McKinsey, cabinet américain de conseil en stratégie, voit là un modèle économique d’avenir. Selon lui, ce système, stimulé par la diffusion à grande échelle du télétravail, pourrait étendre, au-delà des secteurs actuels, une plateformisation du travail pour un nombre croissant de tâches. A priori, l’explosion du nombre de ces nouveaux « bazars » planétaires que sont les plateformes confirme cette analyse. Sauf que la pérennité de ce modèle reste à valider. Si certaines plateformes ont trouvé les moyens d’assurer leur équilibre financier et de dégager des profits, d’autres, telles qu’Uber, ne sont toujours pas profitables et restent tenues à bout de bras par des établissements bancaires et des investisseurs qui n’ont aucune garantie, à ce jour, d’y retrouver leurs investissements. Surtout, en elle-même, la technologie ne dit rien de l’usage qui, demain, pourra en être fait. Le mouvement syndical a des revendications à faire entendre. Des affaires portées en justice pour faire reconnaître la relation de travail qui unit les travailleurs aux plateformes ont déjà été gagnées, contribuant à faire requalifier des
« indépendants » en salariés. D’autres droits pourraient être conquis ailleurs, par exemple en termes de négociation collective.

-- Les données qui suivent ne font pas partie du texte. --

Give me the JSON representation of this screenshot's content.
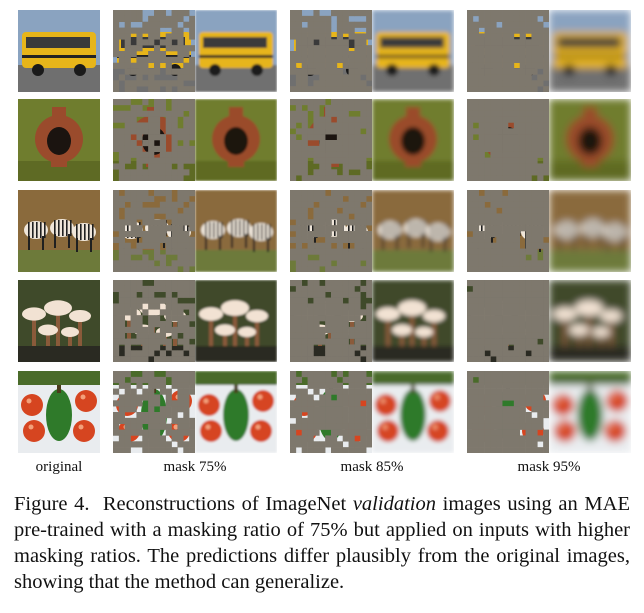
{
  "figure": {
    "column_labels": [
      "original",
      "mask 75%",
      "mask 85%",
      "mask 95%"
    ],
    "rows": [
      {
        "subject": "school bus",
        "colors": {
          "bg": "#8aa3c0",
          "main": "#e7b51a",
          "accent": "#2b2b2b",
          "ground": "#6f6f6f"
        }
      },
      {
        "subject": "amphora vase",
        "colors": {
          "bg": "#6f7d2e",
          "main": "#9a4b2c",
          "accent": "#1b1410",
          "ground": "#5e6a24"
        }
      },
      {
        "subject": "zebras",
        "colors": {
          "bg": "#8a6a3c",
          "main": "#efe6da",
          "accent": "#202020",
          "ground": "#6d7a3a"
        }
      },
      {
        "subject": "mushrooms",
        "colors": {
          "bg": "#3f4a2a",
          "main": "#f2e2d3",
          "accent": "#8a5a3a",
          "ground": "#2a2a22"
        }
      },
      {
        "subject": "vegetables",
        "colors": {
          "bg": "#e9ecef",
          "main": "#d64520",
          "accent": "#2f7a2a",
          "ground": "#4a6b2a"
        }
      }
    ],
    "mask_gray": "#7e786d"
  },
  "caption": {
    "label": "Figure 4.",
    "text_before": "Reconstructions of ImageNet",
    "italic": "validation",
    "text_after": "images using an MAE pre-trained with a masking ratio of 75% but applied on inputs with higher masking ratios. The predictions differ plausibly from the original images, showing that the method can generalize."
  }
}
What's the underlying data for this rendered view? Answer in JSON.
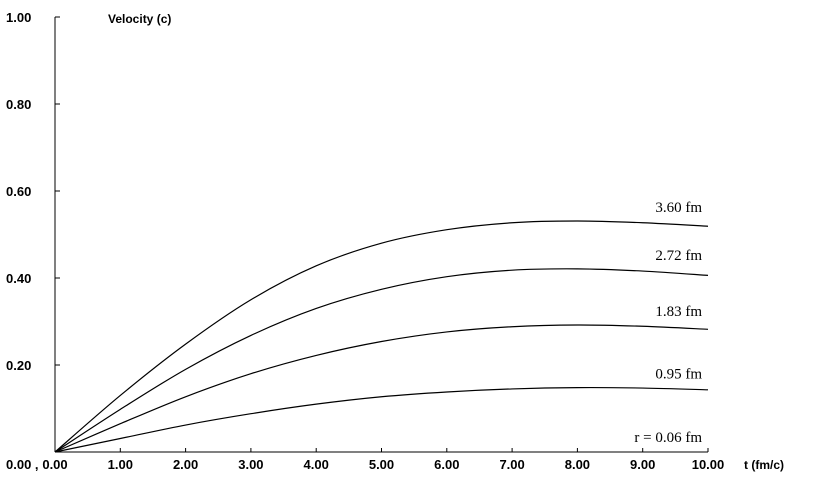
{
  "chart_data": {
    "type": "line",
    "title": "",
    "ylabel": "Velocity (c)",
    "xlabel": "t (fm/c)",
    "xlim": [
      0,
      10
    ],
    "ylim": [
      0,
      1
    ],
    "x_ticks": [
      "0.00",
      "1.00",
      "2.00",
      "3.00",
      "4.00",
      "5.00",
      "6.00",
      "7.00",
      "8.00",
      "9.00",
      "10.00"
    ],
    "y_ticks": [
      "1.00",
      "0.80",
      "0.60",
      "0.40",
      "0.20"
    ],
    "origin_label": "0.00 ,",
    "grid": false,
    "x": [
      0,
      1,
      2,
      3,
      4,
      5,
      6,
      7,
      8,
      9,
      10
    ],
    "series": [
      {
        "name": "r = 0.06 fm",
        "values": [
          0,
          0,
          0,
          0,
          0,
          0,
          0,
          0,
          0,
          0,
          0
        ]
      },
      {
        "name": "0.95 fm",
        "values": [
          0,
          0.031,
          0.062,
          0.088,
          0.11,
          0.127,
          0.138,
          0.145,
          0.148,
          0.147,
          0.143
        ]
      },
      {
        "name": "1.83 fm",
        "values": [
          0,
          0.065,
          0.127,
          0.18,
          0.222,
          0.254,
          0.276,
          0.288,
          0.292,
          0.289,
          0.282
        ]
      },
      {
        "name": "2.72 fm",
        "values": [
          0,
          0.098,
          0.19,
          0.268,
          0.33,
          0.374,
          0.403,
          0.418,
          0.421,
          0.416,
          0.406
        ]
      },
      {
        "name": "3.60 fm",
        "values": [
          0,
          0.13,
          0.248,
          0.35,
          0.428,
          0.48,
          0.511,
          0.527,
          0.531,
          0.527,
          0.519
        ]
      }
    ]
  }
}
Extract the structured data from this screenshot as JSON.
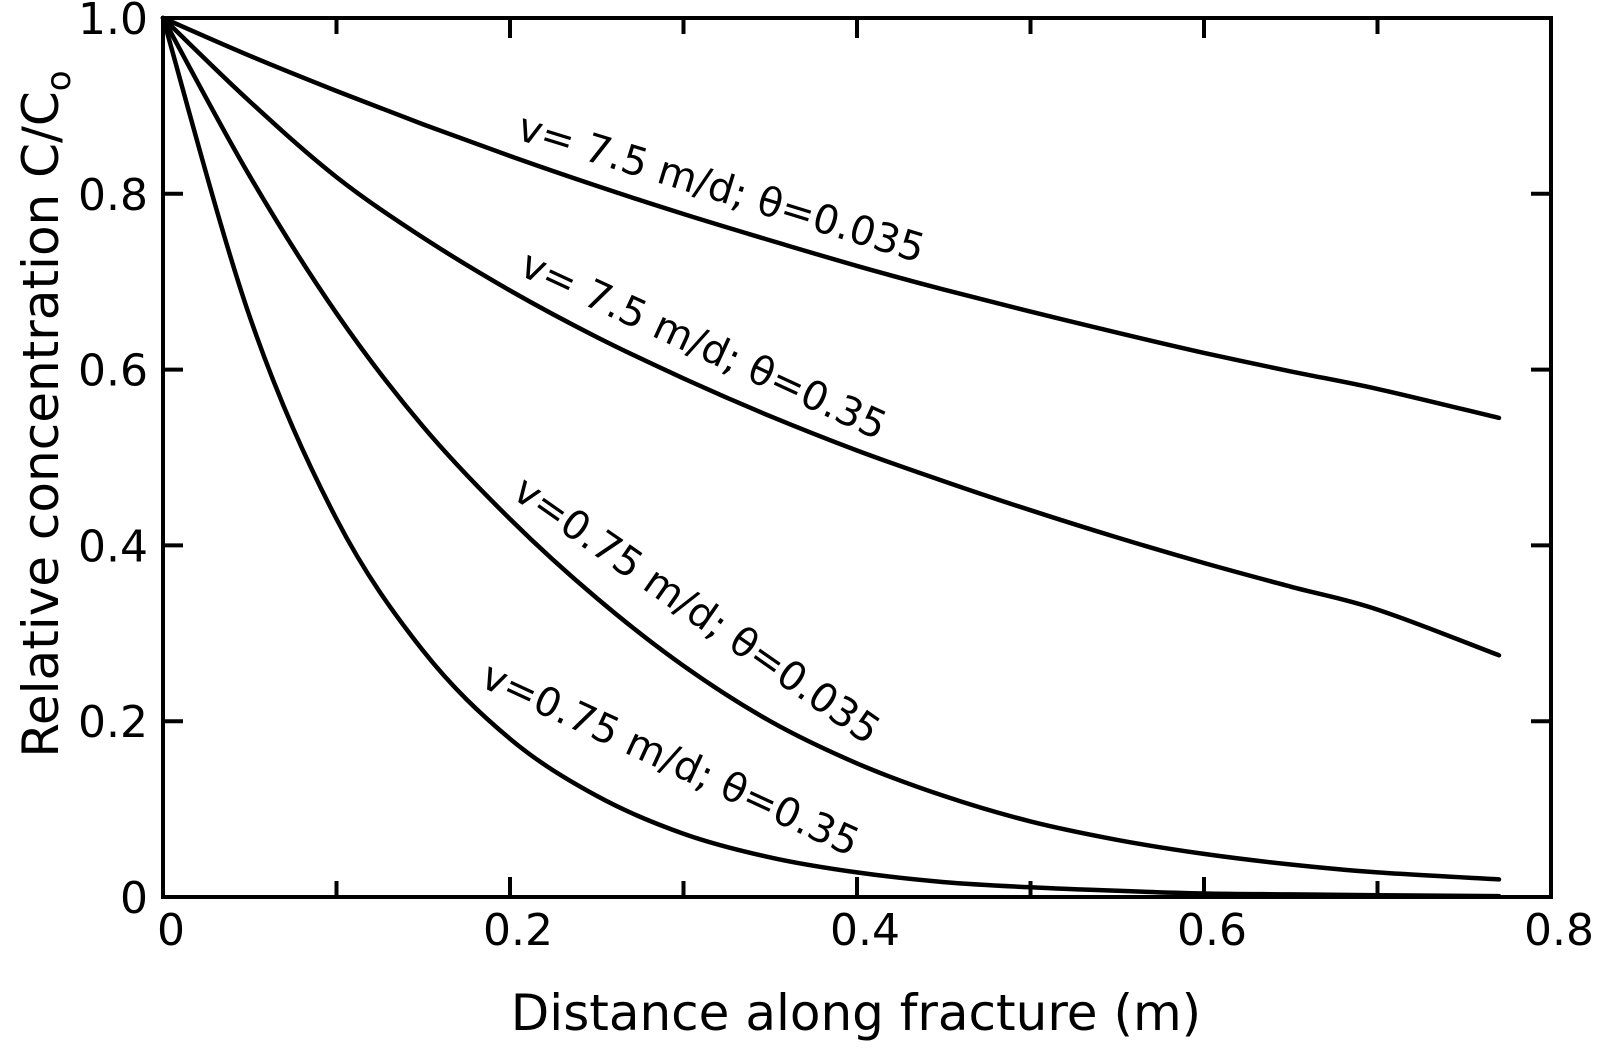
{
  "chart_data": {
    "type": "line",
    "xlabel": "Distance along fracture (m)",
    "ylabel": "Relative concentration C/C",
    "ylabel_subscript": "o",
    "xlim": [
      0,
      0.8
    ],
    "ylim": [
      0,
      1.0
    ],
    "x_ticks": [
      0,
      0.2,
      0.4,
      0.6,
      0.8
    ],
    "x_tick_labels": [
      "0",
      "0.2",
      "0.4",
      "0.6",
      "0.8"
    ],
    "x_minor_ticks": [
      0.1,
      0.3,
      0.5,
      0.7
    ],
    "y_ticks": [
      0,
      0.2,
      0.4,
      0.6,
      0.8,
      1.0
    ],
    "y_tick_labels": [
      "0",
      "0.2",
      "0.4",
      "0.6",
      "0.8",
      "1.0"
    ],
    "grid": false,
    "legend": "none",
    "series": [
      {
        "name": "v= 7.5 m/d; θ=0.035",
        "x": [
          0,
          0.05,
          0.1,
          0.15,
          0.2,
          0.25,
          0.3,
          0.35,
          0.4,
          0.45,
          0.5,
          0.55,
          0.6,
          0.65,
          0.7,
          0.77
        ],
        "y": [
          1.0,
          0.957,
          0.917,
          0.879,
          0.843,
          0.809,
          0.777,
          0.747,
          0.718,
          0.691,
          0.666,
          0.642,
          0.619,
          0.598,
          0.578,
          0.545
        ]
      },
      {
        "name": "v= 7.5 m/d; θ=0.35",
        "x": [
          0,
          0.05,
          0.1,
          0.15,
          0.2,
          0.25,
          0.3,
          0.35,
          0.4,
          0.45,
          0.5,
          0.55,
          0.6,
          0.65,
          0.7,
          0.77
        ],
        "y": [
          1.0,
          0.905,
          0.819,
          0.75,
          0.69,
          0.637,
          0.59,
          0.547,
          0.508,
          0.473,
          0.44,
          0.409,
          0.38,
          0.353,
          0.327,
          0.275
        ]
      },
      {
        "name": "v=0.75 m/d; θ=0.035",
        "x": [
          0,
          0.05,
          0.1,
          0.15,
          0.2,
          0.25,
          0.3,
          0.35,
          0.4,
          0.45,
          0.5,
          0.55,
          0.6,
          0.65,
          0.7,
          0.77
        ],
        "y": [
          1.0,
          0.82,
          0.664,
          0.535,
          0.43,
          0.34,
          0.263,
          0.2,
          0.152,
          0.115,
          0.086,
          0.065,
          0.049,
          0.037,
          0.028,
          0.02
        ]
      },
      {
        "name": "v=0.75 m/d; θ=0.35",
        "x": [
          0,
          0.05,
          0.1,
          0.15,
          0.2,
          0.25,
          0.3,
          0.35,
          0.4,
          0.45,
          0.5,
          0.55,
          0.6,
          0.65,
          0.7,
          0.77
        ],
        "y": [
          1.0,
          0.66,
          0.43,
          0.28,
          0.18,
          0.115,
          0.072,
          0.045,
          0.028,
          0.017,
          0.011,
          0.007,
          0.004,
          0.003,
          0.002,
          0.001
        ]
      }
    ]
  }
}
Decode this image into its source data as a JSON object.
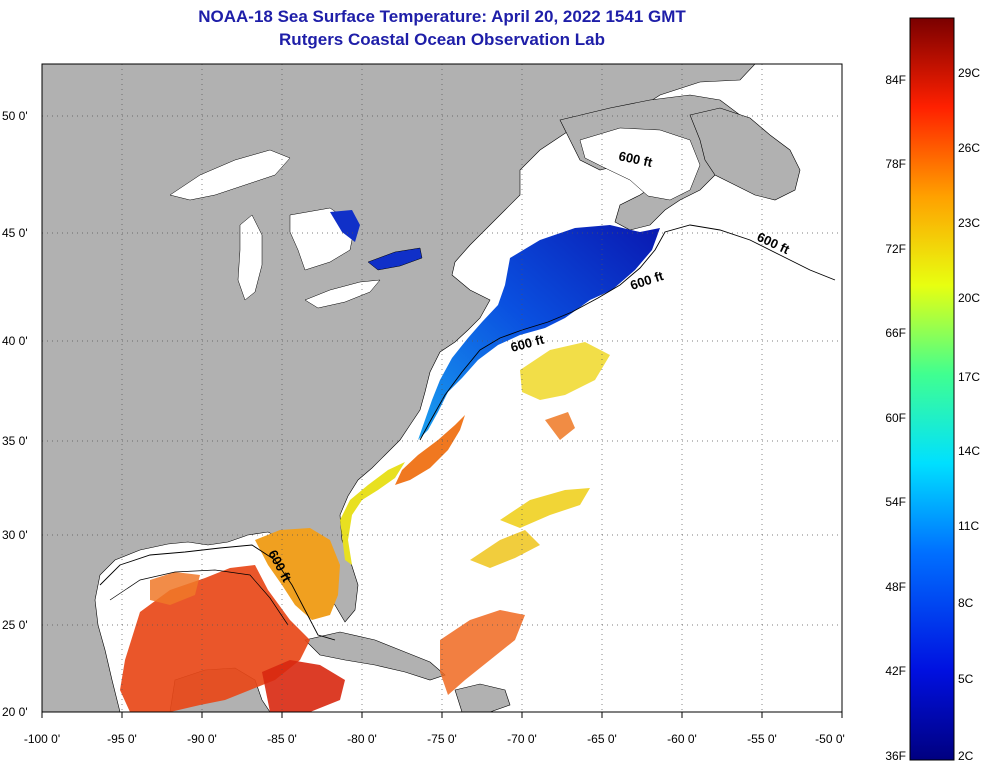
{
  "title": {
    "line1": "NOAA-18 Sea Surface Temperature:  April 20, 2022 1541 GMT",
    "line2": "Rutgers Coastal Ocean Observation Lab"
  },
  "axes": {
    "lon_labels": [
      "-100 0'",
      "-95 0'",
      "-90 0'",
      "-85 0'",
      "-80 0'",
      "-75 0'",
      "-70 0'",
      "-65 0'",
      "-60 0'",
      "-55 0'",
      "-50 0'"
    ],
    "lat_labels": [
      "50 0'",
      "45 0'",
      "40 0'",
      "35 0'",
      "30 0'",
      "25 0'",
      "20 0'"
    ]
  },
  "contour_labels": [
    "600 ft",
    "600 ft",
    "600 ft",
    "600 ft",
    "600 ft"
  ],
  "colorbar": {
    "fahrenheit": [
      "84F",
      "78F",
      "72F",
      "66F",
      "60F",
      "54F",
      "48F",
      "42F",
      "36F"
    ],
    "celsius": [
      "29C",
      "26C",
      "23C",
      "20C",
      "17C",
      "14C",
      "11C",
      "8C",
      "5C",
      "2C"
    ]
  },
  "colors": {
    "land": "#b1b1b1",
    "title": "#1e1ea8",
    "cold": "#0a28c8",
    "warm": "#e84010"
  }
}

La technologie ne fait pas l’usage

D’ores et déjà, quoi de commun entre une application comme Uber, dont la seule fonction est de capter un profit sur une transaction qu’elle organise, et une autre, comme MatchAb, qui assume explicitement de seconder les agences d’intérim en favorisant la mise en contact des demandeurs et des offreurs de travail temporaire ? La grande diversité des plateformes ne permet pas de porter un jugement général sur ce modèle d’entreprise. Certaines plateformes prospèrent sur une concurrence sociale et commerciale exacerbée avec des secteurs traditionnellement régulés ; d’autres mettent en place des outils numériques pour, par exemple, aider les travailleurs à améliorer leurs qualifications ou leur permettre d’échanger des conseils. La technologie ne détermine pas, en elle-même, l’usage qui en est fait.
L’histoire n’est pas écrite. En 2019, lors de son entrée en Bourse, Uber avait prévenu ses investisseurs potentiels que la lutte de ses chauffeurs pour une requalification sous le statut de salariés risquerait d’entamer les perspectives de profits. En elle-même, cette précaution constitue un aveu quant à la fragilité du modèle. La disparition de la relation salariale liée à l’économie de plateforme n’est donc pas inéluctable. Ici ou là, la reconnaissance de droits à la formation, à la négociation collective ou à l’accès à la protection sociale a été gagnée. Rien ne dit que le modèle social européen sera soluble dans l’économie de plateforme.